6 réflexions au sujet de « as above so below »

  1. Avatar de Chantal DeslauriersChantal Deslauriers

    Meric Ati d’être encore là ce matin…
    Tes chroniques me font vraiment le plus grand bien.
    Justement ce matin, nouveau printemps et début des semis…
    Qu’est-ce que je veux dans mon jardin potager et dans mon jardin relationnel.
    Il y a comme tu dis, une job de bras et de brassage de racines, je suis aussi dans cela.
    Pour avoir des bases solides, des racines saines ont besoin d’air, de nourriture et d’éclaississement…
    Cette année, un nouveau jardin, tout neuf…
    Nous donnerons même un cours de jardinage auto-fertile (pour avoir moins de travaille de désherbage).
    Nouvelle maison, nouveau jardin, beaucoup de nouveau et beaucoup de ménage dans le jardin relationnel.
    Parfois la distance fais une différence et pour d’autres non. Bizard…
    À travers les années, j’ai remarqué que la distance est différente selon qui ont va voir ou quellles est le but du voyage…
    Que de semences et de jardins j’ai fais depuis l’âge de 15 ans, mon premier jardin…
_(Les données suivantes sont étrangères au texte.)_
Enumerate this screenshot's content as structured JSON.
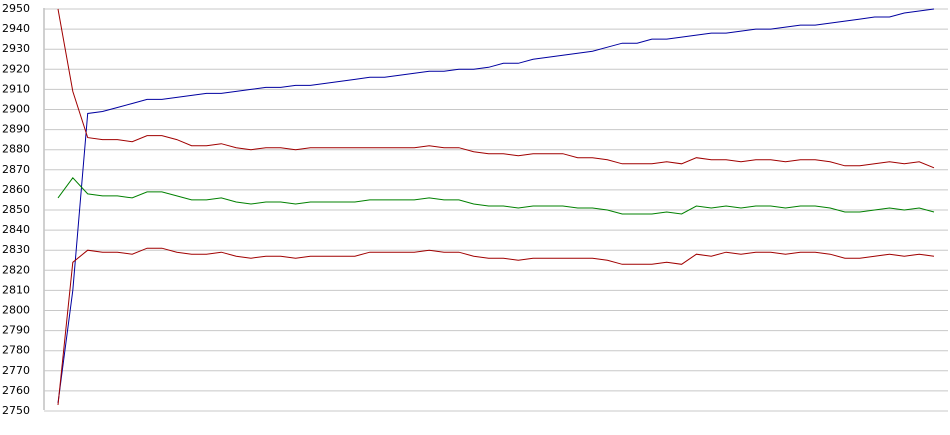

    J’ai embellis nombreuses plates bandes de fleurs et parfois, l’année suivante je déménageais…
    Je me disais que j’ai embellis la terre et l’environnement où j’ai passé…
    Le prentemps, ma saison préférée, regain de vie et d’espoir…
    Préparation et plannification, si on veut, de promesses de beauté et de nourriture saines.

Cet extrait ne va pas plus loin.